Quoi dire et ne pas dire ?
D’un point de vue éthique, les enseignants doivent demeurer neutres dans leurs propos. Ainsi, ils n’ont pas le droit d’exprimer leur opinion personnelle sur la légalisation du cannabis. Ils ont en plus le devoir de promouvoir les valeurs de la société québécoise, même si ces valeurs impliquent la légalisation d’une drogue douce.
« Si le cannabis devient légal, les enseignants ne peuvent pas dire que c’était une mauvaise idée de le légaliser. C’est légal, un point c’est tout », précise Mme Hirsch.
Malgré cela, un sujet comme le cannabis peut apparaître comme un terrain miné lorsqu’on s’adresse à une salle de classe. La professeure en sciences de l’éducation croit pourtant que le contexte actuel de légalisation constitue l’ouverture idéale pour faire réfléchir les élèves.
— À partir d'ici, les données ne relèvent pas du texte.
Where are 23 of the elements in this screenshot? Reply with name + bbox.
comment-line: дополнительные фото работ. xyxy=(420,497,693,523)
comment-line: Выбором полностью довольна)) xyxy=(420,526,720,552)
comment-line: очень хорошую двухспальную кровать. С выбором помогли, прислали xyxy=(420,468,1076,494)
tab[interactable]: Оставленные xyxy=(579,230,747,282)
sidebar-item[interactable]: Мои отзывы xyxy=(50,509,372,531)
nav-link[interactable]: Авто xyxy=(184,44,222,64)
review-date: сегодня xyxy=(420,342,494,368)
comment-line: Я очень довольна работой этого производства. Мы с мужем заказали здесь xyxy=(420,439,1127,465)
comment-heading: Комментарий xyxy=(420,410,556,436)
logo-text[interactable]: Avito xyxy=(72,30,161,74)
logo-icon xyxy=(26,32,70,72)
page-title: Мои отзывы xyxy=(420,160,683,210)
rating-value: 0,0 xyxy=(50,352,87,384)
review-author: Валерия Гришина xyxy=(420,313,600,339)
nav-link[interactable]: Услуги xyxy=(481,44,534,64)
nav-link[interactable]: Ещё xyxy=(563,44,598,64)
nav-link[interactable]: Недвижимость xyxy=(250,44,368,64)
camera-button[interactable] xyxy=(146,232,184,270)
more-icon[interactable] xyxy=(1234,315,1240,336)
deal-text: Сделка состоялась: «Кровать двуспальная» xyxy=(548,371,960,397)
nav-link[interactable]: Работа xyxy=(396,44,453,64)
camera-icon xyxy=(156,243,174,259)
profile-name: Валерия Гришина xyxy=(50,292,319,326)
Quant à savoir si ceux-ci possèdent suffisamment de maturité pour parler d’un sujet comme la drogue, la sociologue affirme qu’il existe un repère assez simple. « Il faut en parler à partir du moment où les élèves posent des questions. C’est un sujet provocateur, et ils en entendent parler abondamment. S’ils insistent pour en discuter, c’est parce qu’ils sont intéressés par ce thème », assure-t-elle.
Développer sa propre opinion
La professeure croit toutefois que parler du cannabis n’est pas la clé en soi. Selon elle, l’enseignant ne doit pas se contenter d’aborder le sujet : il doit aussi être en mesure de développer un dialogue sur les enjeux qui l’entourent.
« On ne va pas dire à l’élève si c’est bien ou pas, on va plutôt l’inviter à élaborer son propre point de vue, à l’aide d’arguments clairs et défendables. L’idée, c’est d’expliquer comment traiter d’un sujet sensible », expose la professeure.
Une responsabilité partagée
Au cours des dernières années, la société québécoise s’est souvent demandé qui avait le rôle d’éduquer les jeunes sur les phénomènes de société. Pour Mme Hirsch, tant les parents que l’école ont un rôle à jouer dans la préparation des changements sociaux.
« Si la société adopte une loi, les parents ont la responsabilité de s’assurer que leurs enfants n’enfreignent pas cette loi. L’école a aussi un rôle à jouer dans cette responsabilisation, dans la mesure où les élèves sont à l’école une bonne partie de leur journée. Leur milieu scolaire devient leur milieu social. Dans cette situation, c’est parfait pour les enseignants d’éthique de culture religieuse, car ils savent comment traiter des thématiques éthiques de façon à les rendre intéressantes », avance la sociologue.
L’enjeu des médias
La légalisation du cannabis a fait couler beaucoup d’encre depuis son annonce par le gouvernement Trudeau. Elle fait ainsi l’objet d’un débat de société hautement médiatisé, auquel les jeunes assistent un peu malgré eux. Mme Hirsch déplore cependant que bien des arguments amenés par les analystes soient faux.
« On entend par exemple que si on laisse les jeunes fumer du cannabis, ils vont forcément essayer d’autres drogues. En éthique et culture religieuse, on appelle ça la pente fatale. L’enseignant doit alors aider l’élève à distinguer les arguments qui sont acceptables dans un débat social. En même temps, il y a beaucoup d’arguments possibles : médicaux, juridiques, sociaux, etc., donc ça peut devenir un sujet très riche », conclut la professeure.
À titre de référence, Mme Hirsch invite la population à consulter le guide pédagogique Vivre ensemble : aborder les sujets sensibles avec les élèves, préparé à l’intention du personnel scolaire de la Commission scolaire Marguerite-Bourgeoys.